Besoins de savoirs fondamentaux

Les syndicats disent aussi refuser la diminution des heures d'enseignement général et les suppressions de postes induites, la perte du cadre national des grilles horaires et une révision des cartes de formation "au seul prisme des intérêts économiques particuliers des entreprises sur les secteurs d'activité en pénurie de main-d'oeuvre."

"Les élèves ont besoin de plus d'école. Les élèves qui sont en lycée professionnel manquent essentiellement de savoirs fondamentaux : lire, écrire, compter, argumenter, réfléchir", explique Pascal Vivier, secrétaire général du SNETAA-FO, premier syndicat des professeurs de lycées professionnels. Il estime que cette réforme équivaut à "sortir les lycées professionnels de l'école de la République".

"Pour nous, l'enseignement professionnel permet de former l'Homme, le Citoyen, le Travailleur, alors que là, on ne propose de ne former plus que des travailleurs. Nos élèves ont besoin de savoirs fondamentaux, d'un minimum culturel, d'un minimum commun afin d'avoir les codes de la société et de l'entreprise. Et cela, l'entreprise ne peut pas le leur donner, car il s'agit d'enfants", explique-t-il.

"Si vous permettez aux élèves d'avoir plus de stages, vous permettez de résoudre une difficulté des entreprises. Mais actuellement, les entreprises ne veulent pas nos élèves, car ils n'ont pas les codes nécessaires pour y être", indique Pascal Vivier. Pour lui, "l'apprentissage fonctionne pour l'enseignement supérieur, BTS, Licence Pro, dernière année d'école d'ingénieur. Il ne fonctionne pas au niveau CAP et Bac Pro, parce que les entreprises ne veulent pas ces jeunes qui ne sont pas assez formés. Et le rôle du lycée professionnel, c'est de leur faire acquérir les savoirs fondamentaux et les techniques des métiers et des compétences dont les entreprises ont besoin".

Quatre groupes de travail

Depuis un mois, la ministre déléguée chargée de l'Enseignement et de la Formation professionnels, Carole Grandjean, a lancé "quatre groupes de travail" sur cette réforme impliquant des représentants syndicaux, des régions, des parents d'élèves, des établissements, des entreprises ou encore des collectivités. Ils doivent se réunir jusqu'aux vacances de Noël, avant des conclusions fin février et une deuxième phase de construction de la réforme ensuite.

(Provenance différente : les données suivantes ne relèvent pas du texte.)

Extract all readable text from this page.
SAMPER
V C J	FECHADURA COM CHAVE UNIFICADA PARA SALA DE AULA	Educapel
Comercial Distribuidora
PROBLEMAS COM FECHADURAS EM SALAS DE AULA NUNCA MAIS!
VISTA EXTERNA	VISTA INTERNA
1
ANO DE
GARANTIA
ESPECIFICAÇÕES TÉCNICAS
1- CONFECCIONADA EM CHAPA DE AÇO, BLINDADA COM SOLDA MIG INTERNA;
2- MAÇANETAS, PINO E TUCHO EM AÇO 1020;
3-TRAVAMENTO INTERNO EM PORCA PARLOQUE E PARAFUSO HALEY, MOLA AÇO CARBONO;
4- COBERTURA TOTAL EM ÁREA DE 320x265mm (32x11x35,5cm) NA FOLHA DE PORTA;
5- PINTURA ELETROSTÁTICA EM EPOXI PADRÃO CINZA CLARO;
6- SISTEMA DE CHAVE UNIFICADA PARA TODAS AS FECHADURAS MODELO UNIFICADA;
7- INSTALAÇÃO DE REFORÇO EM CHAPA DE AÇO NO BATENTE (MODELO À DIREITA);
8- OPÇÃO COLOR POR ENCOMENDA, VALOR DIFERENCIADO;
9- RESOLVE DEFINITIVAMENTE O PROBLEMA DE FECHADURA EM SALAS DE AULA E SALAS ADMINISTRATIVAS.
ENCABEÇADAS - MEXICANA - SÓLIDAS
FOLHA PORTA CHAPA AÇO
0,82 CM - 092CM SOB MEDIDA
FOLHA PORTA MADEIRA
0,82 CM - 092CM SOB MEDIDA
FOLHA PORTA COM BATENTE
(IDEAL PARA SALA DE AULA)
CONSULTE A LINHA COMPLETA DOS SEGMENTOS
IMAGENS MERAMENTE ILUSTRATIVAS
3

Mais dès le premier rendez-vous, malgré un souci d'apaisement du ministère, les principaux syndicats, Snetaa-FO, la CGT et le Snuep-FSU (qui représentent près de 70% des personnels enseignants), n'ont pas souhaité y prendre part, dénonçant "une réforme imposée de manière autoritaire et pyramidale".

"Ce sont des temps de verbiages et de bavardages (...) qui ne correspondent pas aux besoins des entreprises, ni des élèves, ni des professeurs", indique Pascal Vivier.
"Face à la forte opposition des personnels, la ministre, malgré quelques infimes concessions, ne renonce pas en réalité à son projet. Elle persiste à vouloir imposer plus de stages aux élèves", regrette l'intersyndicale dans un communiqué. 

Aujourd'hui de nombreux établissements professionnels sont fermés. A Paris, les manifestants se sont données rendez-vous place de la Sorbonne à 14 heures pour rejoindre le ministère de l'Education nationale.